Короче, о Мордкине вполне можно сказать, что поклонницы его творчества носили его на руках и выстраивались к нему в очередь.
Впрочем, он был разборчив, не сказать – привередлив.
Недоброжелатели, петербургские танцовщики, которые завидовали не столько таланту Мордкина, сколько его ослепительной внешности, насмешливо прозвали его «московский калач». Но именно этот «калач» заставил блистательную Павлову на некоторое время потерять голову.
В Москве хореограф Александр Горский поставил в декабре 1905 года свой вариант балета «Дочь фараона», полностью переработав старинный спектакль Петипа. Анна Павлова должна была 15 января 1906 года выступить в нем в главной роли. Ее партнером стал Михаил Мордкин.
Она произвела на «калача» огромное впечатление. И все же оно было ничтожно по сравнению с тем впечатлением, которое на Павлову произвел он!
Привыкнув видеть в своих партнерах не то братьев (ну, в крайнем случае, кузенов), не то вовсе существа бесполые, некоторую разновидность евнухов, Павлова не ощущала в них мужчину. Привыкнув к откровенности сценических костюмов, она никогда не устремляла взгляд туда, куда смотрит при виде обтянутого трико танцовщика всякая нормальная женщина.

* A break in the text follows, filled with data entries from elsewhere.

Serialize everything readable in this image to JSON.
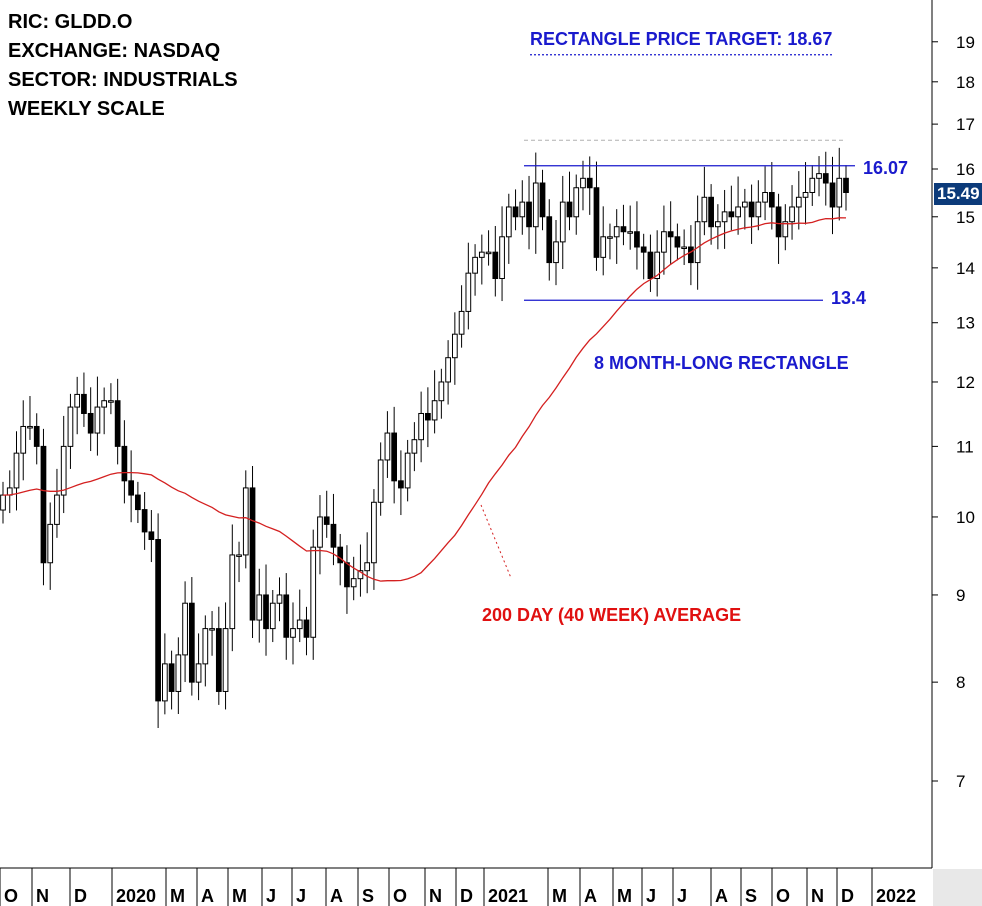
{
  "info": {
    "ric": "RIC: GLDD.O",
    "exchange": "EXCHANGE: NASDAQ",
    "sector": "SECTOR: INDUSTRIALS",
    "scale": "WEEKLY SCALE"
  },
  "annotations": {
    "target": "RECTANGLE PRICE TARGET: 18.67",
    "upper": "16.07",
    "lower": "13.4",
    "rectangle": "8 MONTH-LONG RECTANGLE",
    "ma": "200 DAY  (40 WEEK) AVERAGE",
    "last_price": "15.49"
  },
  "colors": {
    "rectangle_lines": "#1a1acd",
    "moving_average": "#d42020",
    "candle_down": "#000000",
    "candle_up": "#ffffff",
    "price_tag": "#0c3b7a"
  },
  "chart_data": {
    "type": "candlestick",
    "scale": "log",
    "ylim": [
      6.3,
      20.0
    ],
    "y_ticks": [
      7,
      8,
      9,
      10,
      11,
      12,
      13,
      14,
      15,
      16,
      17,
      18,
      19
    ],
    "x_ticks": [
      "O",
      "N",
      "D",
      "2020",
      "M",
      "A",
      "M",
      "J",
      "J",
      "A",
      "S",
      "O",
      "N",
      "D",
      "2021",
      "M",
      "A",
      "M",
      "J",
      "J",
      "A",
      "S",
      "O",
      "N",
      "D",
      "2022"
    ],
    "levels": {
      "resistance": 16.07,
      "support": 13.4,
      "target": 18.67,
      "last": 15.49
    },
    "close": [
      10.3,
      10.4,
      10.9,
      11.3,
      11.3,
      11.0,
      9.4,
      9.9,
      10.3,
      11.0,
      11.6,
      11.8,
      11.5,
      11.2,
      11.6,
      11.7,
      11.7,
      11.0,
      10.5,
      10.3,
      10.1,
      9.8,
      9.7,
      7.8,
      8.2,
      7.9,
      8.3,
      8.9,
      8.0,
      8.2,
      8.6,
      8.6,
      7.9,
      8.6,
      9.5,
      9.5,
      10.4,
      8.7,
      9.0,
      8.6,
      8.9,
      9.0,
      8.5,
      8.6,
      8.7,
      8.5,
      9.6,
      10.0,
      9.9,
      9.6,
      9.4,
      9.1,
      9.2,
      9.3,
      9.4,
      10.2,
      10.8,
      11.2,
      10.5,
      10.4,
      10.9,
      11.1,
      11.5,
      11.4,
      11.7,
      12.0,
      12.4,
      12.8,
      13.2,
      13.9,
      14.2,
      14.3,
      14.3,
      13.8,
      14.6,
      15.2,
      15.0,
      15.3,
      14.8,
      15.7,
      15.0,
      14.1,
      14.5,
      15.3,
      15.0,
      15.6,
      15.8,
      15.6,
      14.2,
      14.6,
      14.6,
      14.8,
      14.7,
      14.7,
      14.4,
      14.3,
      13.8,
      14.3,
      14.7,
      14.6,
      14.4,
      14.4,
      14.1,
      14.9,
      15.4,
      14.8,
      14.9,
      15.1,
      15.0,
      15.2,
      15.3,
      15.0,
      15.3,
      15.5,
      15.2,
      14.6,
      14.9,
      15.2,
      15.4,
      15.5,
      15.8,
      15.9,
      15.7,
      15.2,
      15.8,
      15.5
    ]
  }
}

А ведь популярность Мордкина у московских утонченных дам объяснялась не только его редкостными балетными достоинствами, сколько не менее редкостными достоинствами мужскими! Он обладал неописуемым даром вызывать желание. Причем провоцировал женщин на эти вспышки порою невзначай, а порою совершенно сознательно, просто чтобы самоутвердиться. Однако влечение его в к Павловой было искренним, так же, как и ее тяга к нему. И эта взаимная вспышка чувств, разумеется, не осталась незамеченной.